Yes. It has happened thousands of times and will almost certainly happen again. The impact could also have a devastating effect on all things living on Earth at that time. One of the more famous asteroid impacts is widely believed to have brought about the extinction of the dinosaurs. According to the Lunar and Planetary Institute the Chicxulub Impact, which took place in what is now the gulf of Mexico, resulted in a 100 million megaton blast and generated a core of 10,000-degree superheated plasma. We are all aware of the devastation a nuclear war would cause. The largest nuclear weapon ever tested was the 50-megaton Tsar Bomba. The Chicxulub Impact was the equivalent of two million Tsar Bombas hitting the same spot. An impact with a planet the size of Mars may have been responsible for smashing what would eventually become the moon out of the earth itself. Though as the Natural History Museum explains, that enormous impact was in the early days of the solar system before our planet had cleared its orbit of other celestial bodies.

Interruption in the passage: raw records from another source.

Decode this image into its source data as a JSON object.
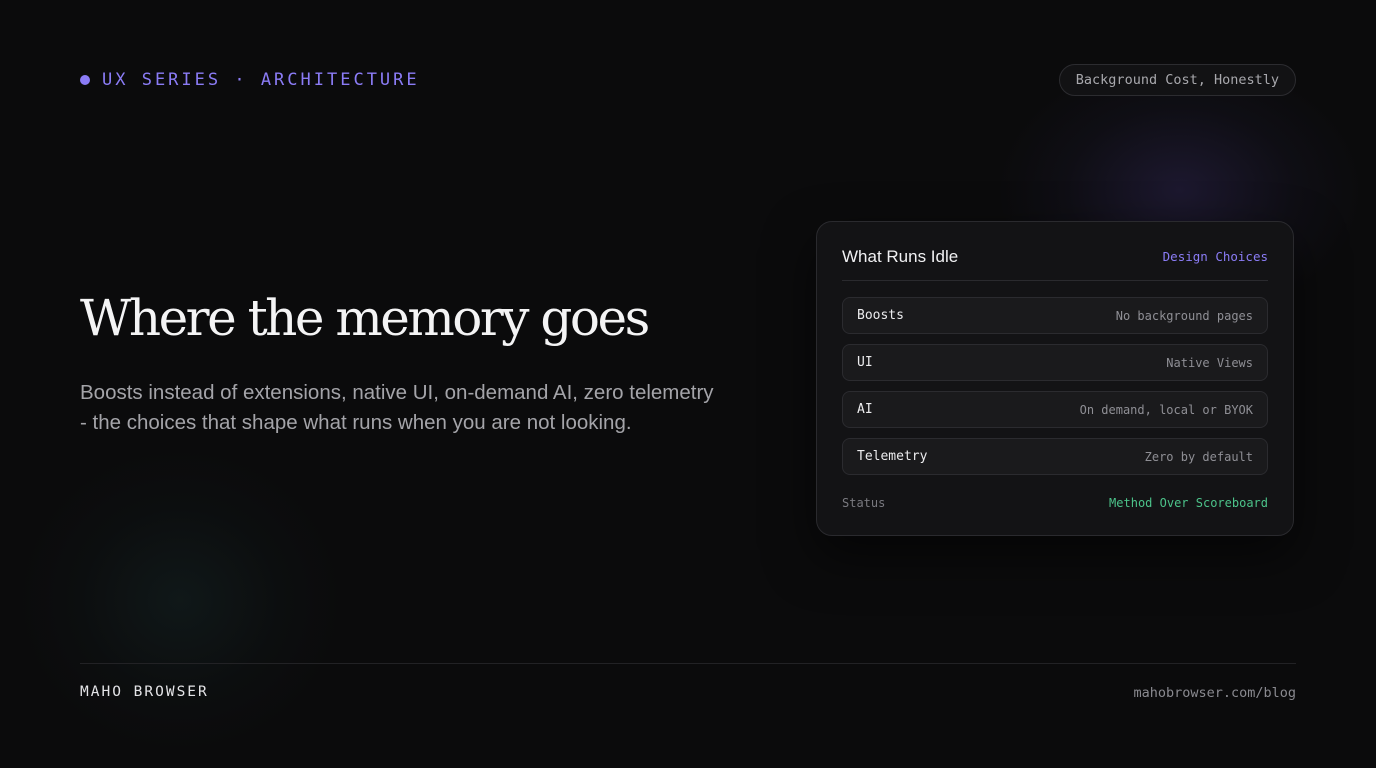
{
  "header": {
    "eyebrow": "UX SERIES · ARCHITECTURE",
    "pill": "Background Cost, Honestly"
  },
  "hero": {
    "title": "Where the memory goes",
    "subtitle": "Boosts instead of extensions, native UI, on-demand AI, zero telemetry - the choices that shape what runs when you are not looking."
  },
  "card": {
    "title": "What Runs Idle",
    "tag": "Design Choices",
    "rows": [
      {
        "label": "Boosts",
        "value": "No background pages"
      },
      {
        "label": "UI",
        "value": "Native Views"
      },
      {
        "label": "AI",
        "value": "On demand, local or BYOK"
      },
      {
        "label": "Telemetry",
        "value": "Zero by default"
      }
    ],
    "status_label": "Status",
    "status_value": "Method Over Scoreboard"
  },
  "footer": {
    "brand": "MAHO BROWSER",
    "link": "mahobrowser.com/blog"
  },
  "colors": {
    "accent": "#8b7cf6",
    "status_green": "#4cc38a",
    "background": "#0b0b0c"
  }
}
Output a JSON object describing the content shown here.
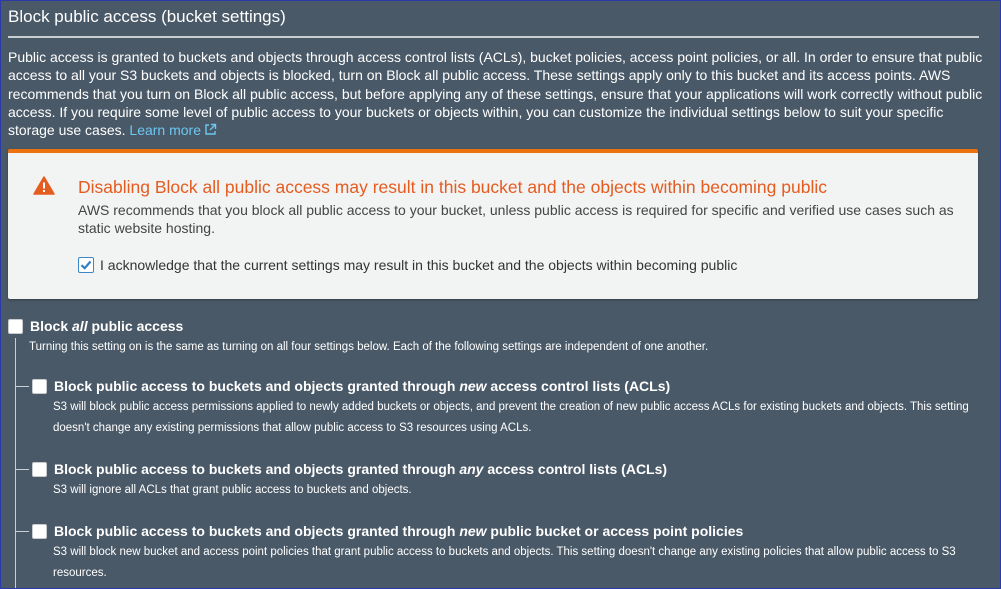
{
  "section": {
    "title": "Block public access (bucket settings)",
    "description": "Public access is granted to buckets and objects through access control lists (ACLs), bucket policies, access point policies, or all. In order to ensure that public access to all your S3 buckets and objects is blocked, turn on Block all public access. These settings apply only to this bucket and its access points. AWS recommends that you turn on Block all public access, but before applying any of these settings, ensure that your applications will work correctly without public access. If you require some level of public access to your buckets or objects within, you can customize the individual settings below to suit your specific storage use cases.",
    "learn_more": "Learn more"
  },
  "warning": {
    "title": "Disabling Block all public access may result in this bucket and the objects within becoming public",
    "body": "AWS recommends that you block all public access to your bucket, unless public access is required for specific and verified use cases such as static website hosting.",
    "acknowledge_label": "I acknowledge that the current settings may result in this bucket and the objects within becoming public",
    "acknowledge_checked": true
  },
  "block_all": {
    "label_prefix": "Block ",
    "label_emphasis": "all",
    "label_suffix": " public access",
    "description": "Turning this setting on is the same as turning on all four settings below. Each of the following settings are independent of one another.",
    "checked": false
  },
  "options": [
    {
      "label_prefix": "Block public access to buckets and objects granted through ",
      "label_emphasis": "new",
      "label_suffix": " access control lists (ACLs)",
      "description": "S3 will block public access permissions applied to newly added buckets or objects, and prevent the creation of new public access ACLs for existing buckets and objects. This setting doesn't change any existing permissions that allow public access to S3 resources using ACLs.",
      "checked": false
    },
    {
      "label_prefix": "Block public access to buckets and objects granted through ",
      "label_emphasis": "any",
      "label_suffix": " access control lists (ACLs)",
      "description": "S3 will ignore all ACLs that grant public access to buckets and objects.",
      "checked": false
    },
    {
      "label_prefix": "Block public access to buckets and objects granted through ",
      "label_emphasis": "new",
      "label_suffix": " public bucket or access point policies",
      "description": "S3 will block new bucket and access point policies that grant public access to buckets and objects. This setting doesn't change any existing policies that allow public access to S3 resources.",
      "checked": false
    }
  ],
  "icons": {
    "warning": "warning-triangle-icon",
    "external_link": "external-link-icon",
    "checkmark": "checkmark-icon"
  },
  "colors": {
    "background": "#4a5967",
    "link": "#6cc7f2",
    "warning_accent": "#ec7211",
    "warning_title": "#e55c21",
    "alert_background": "#f2f3f3",
    "checkbox_checked_border": "#3a88c8"
  }
}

However, we aren't in any immediate danger, and if DART is as successful as NASA hopes, we may never be. Lindley Johnson, planetary defense officer at NASA Headquarters, says: "We have not yet found any significant asteroid impact threat to Earth, but we continue to search for that sizable population we know is still to be found. Our goal is to find any possible impact, years to decades in advance, so it can be deflected with a capability like DART that is possible with the technology we currently have."

In space, $330 million isn't that much

To most people, $330 million is an almost unfathomable amount of money. But as far as space spending goes, $330 million is basically pocket change. NASA has apparently spent $420 million, $90 million more than the DART probe's price, developing its next generation of space suits. It's hoped the xEMU suits will eventually be worn by the next humans to set foot on the moon. The space suits themselves cost half a billion dollars each.

Artemis, the ambitious NASA mission that will take humanity back to the moon for the first time in 50 years, is expected to have cost a total of $93 billion by 2025. Although putting the first woman and person of color on the moon could be seen as a couple of notable targets, those aren't Artemis' only goals. The project itself is meant to give humanity a platform from which it can conduct manned missions deeper into space. After the Artemis project complete's its goals, a space station similar to the ISS will be orbiting the moon. This station is designed to be a refueling and resupply point for future missions to Mars and beyond.

Actually living in space is on another level entirely. A ticket to travel to your place in space could cost close to half a billion dollars, a night on the International Space Station will set you back $35,000, and getting set up in a small apartment on the moon with an internet connection could cost as much as $58 billion.